When both stages were summarized through the average hierarchical score, ViT-Base achieved the highest macro F1-score, with 90.95%, followed closely by ConvNeXt-XLarge and EfficientNet-B0, with 90.85% and 90.73%, respectively. MobileNetV3-Large reached 89.94%, while ViT-Large obtained 89.76%. In comparison, the direct four-class multiclass strategy produced lower macro F1-scores, ranging from 80.46% for MobileNetV3-Large to 83.24% for EfficientNet-B0. ViT-Base and ViT-Large achieved 82.84% and 82.35%, respectively, whereas ConvNeXt-XLarge reached 81.20%.
Overall, the hierarchical binary strategy outperformed the direct multiclass formulation for all evaluated architectures. This improvement can be explained by the reduction of direct competition between the predominant fermented class and the minority unfermented subclasses, allowing the second classifier to focus on finer visual differences among under-fermented, violet, and slaty beans. Unlike the direct four-class strategy, where all categories compete simultaneously under a strongly imbalanced distribution, the hierarchical approach provides a more structured decision process and improves balanced recognition across fermentation categories. These results confirm that label-space formulation is a relevant factor in cocoa fermentation classification and that the hierarchical binary-to-multiclass strategy is a suitable approach for mitigating the impact of class imbalance in this dataset.
Considering the complete set of RGB-based experiments, the strongest model depended on the evaluation setting. Under the balanced RGB configuration, ConvNeXt-XLarge achieved the highest macro F1-score, followed closely by ViT-Base. Under the original unbalanced RGB configuration, EfficientNet-B0 obtained the highest macro F1-score, followed by ViT-Base. In the hierarchical binary-to-multiclass strategy, ViT-Base achieved the best average macro F1-score, reaching 90.95%, followed by ConvNeXt-XLarge with 90.85%. Therefore, ViT-Base was the most consistent model across experimental settings, whereas ConvNeXt-XLarge and EfficientNet-B0 were strongest under specific balanced and unbalanced RGB configurations, respectively.
To provide a more detailed statistical validation and to extend the macro-F1 analysis reported in Table 2. Table 3 includes additional confusion-matrix-derived metrics that are particularly relevant under severe class imbalance, namely macro-precision, macro-recall, macro-specificity, macro-F1, and accuracy. This analysis compares the hierarchical binary strategy against the direct four-class multiclass formulation using the full imbalanced RGB dataset, with all values reported as mean ± standard deviation across the five stratified cross-validation folds.
The results in Table 3 further confirm the robustness of the hierarchical strategy. Compared with direct four-class classification, the hierarchical approach achieved higher macro-F1 and macro-recall values with generally moderate standard deviations across models. This behavior is consistent with the strong predominance of the fermented class in the dataset, since the direct multiclass formulation is more sensitive to fold-to-fold variation in minority classes such as under-fermented, violet, and slaty. In contrast, the hierarchical strategy reduces the direct competition between the predominant fermented class and the minority unfermented subclasses, leading to more stable and balanced performance estimates.

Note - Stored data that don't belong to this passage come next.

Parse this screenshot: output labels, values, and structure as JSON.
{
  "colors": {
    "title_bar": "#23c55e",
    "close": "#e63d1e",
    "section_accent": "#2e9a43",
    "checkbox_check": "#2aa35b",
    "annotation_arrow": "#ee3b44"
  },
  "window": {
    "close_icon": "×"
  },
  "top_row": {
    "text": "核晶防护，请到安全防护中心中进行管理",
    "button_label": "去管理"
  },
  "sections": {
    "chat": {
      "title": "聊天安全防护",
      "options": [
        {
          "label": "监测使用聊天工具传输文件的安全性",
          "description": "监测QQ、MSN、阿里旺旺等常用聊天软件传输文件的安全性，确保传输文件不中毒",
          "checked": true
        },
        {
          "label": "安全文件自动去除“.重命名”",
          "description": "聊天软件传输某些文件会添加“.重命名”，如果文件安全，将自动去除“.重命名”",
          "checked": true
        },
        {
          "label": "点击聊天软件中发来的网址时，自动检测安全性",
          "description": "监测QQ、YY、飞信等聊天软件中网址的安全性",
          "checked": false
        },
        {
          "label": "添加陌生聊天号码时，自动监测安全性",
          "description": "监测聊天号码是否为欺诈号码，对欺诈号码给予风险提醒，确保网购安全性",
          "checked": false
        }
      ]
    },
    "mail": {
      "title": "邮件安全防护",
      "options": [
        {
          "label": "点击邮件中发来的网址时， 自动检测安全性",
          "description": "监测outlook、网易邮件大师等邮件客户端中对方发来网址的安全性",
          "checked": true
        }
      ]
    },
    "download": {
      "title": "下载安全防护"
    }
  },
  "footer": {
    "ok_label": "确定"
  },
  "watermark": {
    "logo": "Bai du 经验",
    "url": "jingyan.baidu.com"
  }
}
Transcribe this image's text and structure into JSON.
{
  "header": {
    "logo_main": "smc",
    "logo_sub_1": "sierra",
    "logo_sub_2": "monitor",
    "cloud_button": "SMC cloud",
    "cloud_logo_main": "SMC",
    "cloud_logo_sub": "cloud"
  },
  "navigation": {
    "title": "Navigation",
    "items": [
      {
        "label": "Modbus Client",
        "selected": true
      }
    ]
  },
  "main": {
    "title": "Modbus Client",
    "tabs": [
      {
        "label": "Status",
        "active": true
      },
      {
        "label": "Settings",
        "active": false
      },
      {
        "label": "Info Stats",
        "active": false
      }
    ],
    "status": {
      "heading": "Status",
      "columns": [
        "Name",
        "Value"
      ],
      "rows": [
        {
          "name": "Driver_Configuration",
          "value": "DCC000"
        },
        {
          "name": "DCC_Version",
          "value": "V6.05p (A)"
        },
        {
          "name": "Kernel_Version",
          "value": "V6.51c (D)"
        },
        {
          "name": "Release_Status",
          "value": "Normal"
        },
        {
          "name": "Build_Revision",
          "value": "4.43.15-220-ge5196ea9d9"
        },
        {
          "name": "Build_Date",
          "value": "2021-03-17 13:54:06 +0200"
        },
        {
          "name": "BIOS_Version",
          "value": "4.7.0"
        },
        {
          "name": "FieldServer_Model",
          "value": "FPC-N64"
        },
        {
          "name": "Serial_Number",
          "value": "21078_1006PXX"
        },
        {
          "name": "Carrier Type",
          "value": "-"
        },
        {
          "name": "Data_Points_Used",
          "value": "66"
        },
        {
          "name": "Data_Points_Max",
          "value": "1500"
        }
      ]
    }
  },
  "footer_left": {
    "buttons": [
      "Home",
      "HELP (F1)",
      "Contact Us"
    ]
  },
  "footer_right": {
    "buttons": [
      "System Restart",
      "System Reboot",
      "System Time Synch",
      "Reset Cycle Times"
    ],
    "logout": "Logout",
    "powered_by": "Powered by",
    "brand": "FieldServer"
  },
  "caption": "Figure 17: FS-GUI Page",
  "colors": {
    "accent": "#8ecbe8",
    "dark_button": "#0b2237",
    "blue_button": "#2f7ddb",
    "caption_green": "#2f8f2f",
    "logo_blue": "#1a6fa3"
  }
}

3.6. Framework for Inference Classification Task Using Different Models

Based on the experimental results obtained, an inference framework was developed for the objective evaluation of cocoa quality in Colombia, as illustrated in Figure 6. This interface integrates the evaluated high-performance architectures, such as ConvNeXt-XLarge and Vision Transformer (ViT), allowing the processing of images from the cut test in RGB and HSV color spaces. It should be noted that inference is performed on segmented single-bean images rather than directly on raw tray images. Accordingly, tray-level image acquisition is used during dataset generation, whereas the deployed classification stage in the framework is performed at the individual bean level. The system provides multiple model configurations, including binary classification models for separating fermented from unfermented beans, and multi-class models for detailed quality assessment. Following the descriptors of the NTC 1252 standard, the interface quantifies the level of fermentation by accurately identifying the states of: fermented, under-fermented, violet, and slaty. This tool transforms the findings of laboratory experiments into a functional system capable of mitigating human subjectivity, providing reliable real-time metrics for decision-making in the post-harvest chain. From a deployment perspective, the proposed framework is compatible with edge and mobile scenarios, particularly when compact backbones or reduced-capacity model variants are used, making real-time or near-real-time inference feasible in resource-constrained environments.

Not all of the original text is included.